The use of cellulase and filter bag technique to predict digestibility of forages

A study was conducted to determine the reliability of the novel in vitro dry matter digestibility (IVDMD) method for predicting the in vivo organic matter digestibility (OMD) of forages. The study was carried out on two sets of feeds of known OMD determined on sheep: set A (n = 35), consisting of whole crop cereal (corn and barley) herbages and set B (n = 80), mostly consisting of grass and clover silages. IVDMD was determined by the CEL48-ND method in which 500 mg of dried and ground feed sample was inserted into filter bag (ANKOM Technology Corporation, Fairport, NY, USA) and then the bags were incubated for 48 h at 39 °C in the cellulase solution (celullase Onozuka R10), in the jars of DaisyII Incubator (ANKOM Technology Corporation). After incubation the bags with residues were extracted in a neutral detergent (ND) for 1 h at 100 °C in Ankom220 Fiber Analyzer (ANKOM Technology Corporation). The data for all sets were used to find the best single and multiple regression equations to predict OMD. For each set the linear regressions were calculated in which OMD was the dependent variable (Y) whereas IVDMD determined by CEL48-ND was the predictor X1 and contents of nutrients (g/kg DM) were predictors X2, X3, X4 or X5. The equations were compared by means of coefficient of determination (R2), standard deviation of differences between observed (Yi) and predicted value (Ỹi) (residual standard deviation; RSD), and mean square prediction error (MSPE). Additionally, the verification of equations was also done based on the Akaike information criterion (AIC). Mean R2 for the regression equations of OMD by CEL48-ND was 0.468 (set A), 0.581 (set B) and 0.539 (set A + B).
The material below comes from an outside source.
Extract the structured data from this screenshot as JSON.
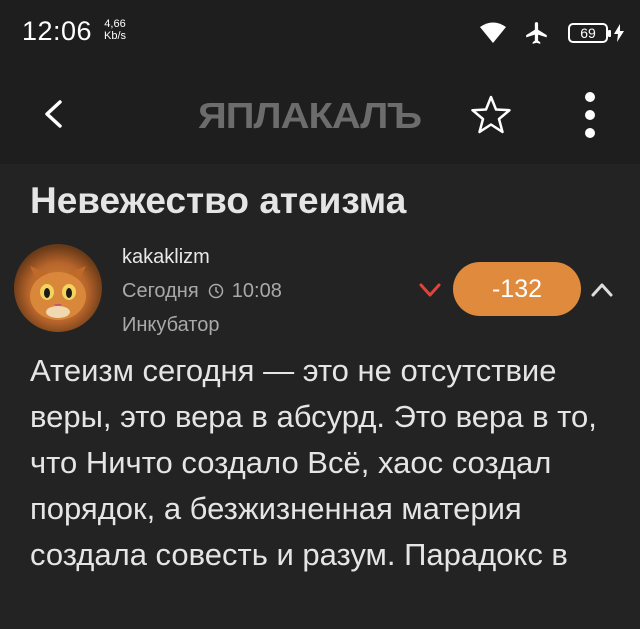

Including the next predictor (X2, X3, X4 or X5) increased R2, and decreased RSD, MSPE and AIC, especially in the equations calculated for whole crop corn herbages, grass silages and clover silages. It can be concluded that the in vitro method presented in this study is a simple alternative for existing methods in which buffered rumen fluid is used. Using a standard enzyme available commercially worldwide may decrease variation between laboratories. Further, using filter bags and Daisy Incubator decreases labour costs and use of animals.